A combination of stubbornness and patience paid off handsomely for Brad Keselowski on Sunday at Darlington Raceway, where the driver of the No. 6 Roush Fenway Keselowski Racing Ford ended a 110-race winless streak with victory in the Goodyear 400.

Keselowski’s triumph, which came at the expense of hard-luck teammate Chris Buescher and pole winner Tyler Reddick, gave the Ford Dark Horse Mustang its first NASCAR Cup Series victory this season in 13 races and led to a heated exchange between Beuscher and Reddick on pit road after the fact.

It was also Keselowski’s first win as a principal in RFK Racing, his second at Darlington and the 36th of his career.

“What a heck of a day,” exulted Keselowski, who finished 1.214 seconds ahead of runner-up Ty Gibbs. “It’s Darlington, so whether it’s your first win, your last win, this is a really special track. The history of NASCAR, it’s as tough as it gets, and that battle at the end with my teammate and Tyler Reddick, we just laid it all out on the line, it was freaking awesome.

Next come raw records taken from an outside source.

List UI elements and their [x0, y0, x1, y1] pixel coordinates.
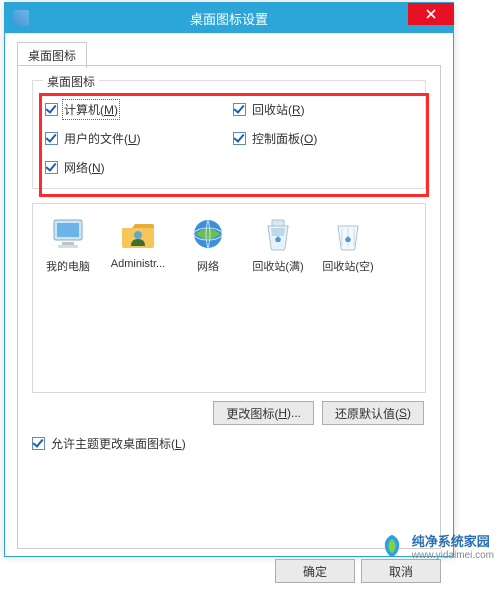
icon-my-computer-label: 我的电脑	[36, 258, 100, 274]
change-icon-button[interactable]: 更改图标(H)...	[213, 401, 314, 425]
folder-user-icon	[118, 214, 158, 254]
globe-icon	[188, 214, 228, 254]
checkbox-allow-theme[interactable]	[32, 437, 45, 450]
dialog-body: 桌面图标 桌面图标 计算机(M) 回收站(R) 用	[5, 33, 453, 549]
checkbox-cpanel[interactable]	[233, 132, 246, 145]
icon-recycle-full-label: 回收站(满)	[246, 258, 310, 274]
allow-theme-row: 允许主题更改桌面图标(L)	[32, 435, 426, 452]
checkbox-userdocs[interactable]	[45, 132, 58, 145]
cancel-button[interactable]: 取消	[361, 559, 441, 583]
allow-theme-label: 允许主题更改桌面图标(L)	[51, 435, 186, 452]
checkbox-network-label: 网络(N)	[64, 159, 105, 176]
icon-administrator-label: Administr...	[106, 258, 170, 270]
close-icon	[426, 9, 436, 19]
dialog-window: 桌面图标设置 桌面图标 桌面图标 计算机(M) 回收站(R)	[4, 2, 454, 557]
checkbox-computer[interactable]	[45, 103, 58, 116]
tab-strip: 桌面图标	[17, 41, 441, 65]
checkbox-computer-row: 计算机(M)	[45, 101, 225, 118]
checkbox-recycle-row: 回收站(R)	[233, 101, 413, 118]
checkbox-grid: 计算机(M) 回收站(R) 用户的文件(U) 控制面板(O)	[45, 101, 413, 176]
checkbox-userdocs-row: 用户的文件(U)	[45, 130, 225, 147]
watermark: 纯净系统家园 www.yidaimei.com	[378, 531, 494, 561]
monitor-icon	[48, 214, 88, 254]
icon-recycle-empty[interactable]: 回收站(空)	[313, 210, 383, 278]
checkbox-recycle-label: 回收站(R)	[252, 101, 305, 118]
icon-my-computer[interactable]: 我的电脑	[33, 210, 103, 278]
icon-administrator[interactable]: Administr...	[103, 210, 173, 278]
watermark-logo-icon	[378, 532, 406, 560]
restore-defaults-button[interactable]: 还原默认值(S)	[322, 401, 424, 425]
watermark-url: www.yidaimei.com	[412, 550, 494, 561]
window-title: 桌面图标设置	[5, 9, 453, 28]
icon-buttons-row: 更改图标(H)... 还原默认值(S)	[32, 401, 424, 425]
tab-panel: 桌面图标 计算机(M) 回收站(R) 用户的文件(U)	[17, 65, 441, 549]
icon-network-label: 网络	[176, 258, 240, 274]
checkbox-userdocs-label: 用户的文件(U)	[64, 130, 141, 147]
checkbox-computer-label: 计算机(M)	[64, 101, 118, 118]
icon-recycle-empty-label: 回收站(空)	[316, 258, 380, 274]
recycle-empty-icon	[328, 214, 368, 254]
close-button[interactable]	[408, 3, 454, 25]
icon-recycle-full[interactable]: 回收站(满)	[243, 210, 313, 278]
ok-button[interactable]: 确定	[275, 559, 355, 583]
fieldset-desktop-icons: 桌面图标 计算机(M) 回收站(R) 用户的文件(U)	[32, 80, 426, 189]
app-icon	[13, 10, 29, 26]
checkbox-network-row: 网络(N)	[45, 159, 225, 176]
icon-preview-list: 我的电脑 Administr...	[32, 203, 426, 393]
checkbox-network[interactable]	[45, 161, 58, 174]
titlebar: 桌面图标设置	[5, 3, 453, 33]
checkbox-cpanel-row: 控制面板(O)	[233, 130, 413, 147]
checkbox-recycle[interactable]	[233, 103, 246, 116]
recycle-full-icon	[258, 214, 298, 254]
checkbox-cpanel-label: 控制面板(O)	[252, 130, 317, 147]
fieldset-legend: 桌面图标	[43, 73, 99, 90]
watermark-brand: 纯净系统家园	[412, 531, 494, 550]
icon-network[interactable]: 网络	[173, 210, 243, 278]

“I thought it couldn’t get much better than Kansas. It did today. That was awesome. I’m so glad you guys got to see that (addressed to the fans). That was incredible. Thanks for being here.”

Keselowski was stubborn in the way he raced Reddick after the final restart on Lap 261 of 293, aggressively staying beside the No. 45 Toyota and running him up the track in Turn 3.

For four straight laps, Keselowski and Reddick battled side-by-side, allowing Buescher to slip past into the lead at the start/finish line on Lap 264. Reddick cleared Keselowski shortly thereafter and took off in pursuit of Buescher.

That’s when Keselowski exercised patience as stayed within striking distance, waiting for the drama that unfolded ahead of him.

On Lap 284, Reddick’s ill-timed bid for the lead went awry, and his No. 45 Camry slid up the track into Buescher’s Ford, pinning it against the outside wall in Turn 4. Both cars were damaged and unable to maintain pace, and Keselowski charged into the lead on Lap 285.

Buescher, still smarting from last week’s loss to Kyle Larson at Kansas in the closest finish in Cup Series history (0.001 seconds), confronted Reddick on pit road after the drivers climbed from their cars.

“We got wrecked,” Buescher said later. “That one’s clear as day. Don’t need any cameras to tell us. I don’t know what to say. We’ve raced really clean through the years, tried to be really respectful about it, and we get used up.

“It (Reddick’s move) is just something that you know is not going to work. I’m just really pissed off about it right now. We certainly had a chance to win another one. I’m proud to have that speed. Just huge congratulations to Brad and the 6 bunch on their win. That’s awesome, but I wanted it for our group right here.”

Reddick took responsibility for the incident and punctuated his conversation with Buescher with the words “I know. I (screwed) up—I’m sorry.”

Reddick elaborated after he and Buescher separated.

“I completely understand where he is coming from,” Reddick said. “He was running the top, running his own race, running his own line to keep me at bay. I made a really aggressive move and was hoping I was going to clear him. When I realized I wasn’t going to, I tried to check up to not slide up into him, but, yeah, I wish I wouldn’t have done that.

“I completely understand why he is that mad. He did nothing wrong. Just trying to win the race, and to take myself out—that’s one thing—I can live with that, but just disappointed it played out the way that it did, and I took him out of the race as well.”

All but lost in the late-race drama was Gibbs’ career-best second-place finish. The driver of the No. 54 Joe Gibbs Racing Toyota also finished second in Stage 1 and third in Stage 2 behind respective stage winners Kyle Larson and Reddick.

Josh Berry finished third in his No. 4 Stewart-Haas Racing Ford, followed by Denny Hamlin and Chase Briscoe. William Byron, Bubba Wallace, Alex Bowman, Justin Haley and Michael McDowell completed the top 10.

Hamlin led one lap during a cycle of green-flag pit stops in the final stage, extending his streak of consecutive races with at least one lap led to 17.

Larson (34th on Sunday after a late-race crash) leads the series standings by 30 points over Martin Truex Jr., who finished 25th after suffering alternator issues.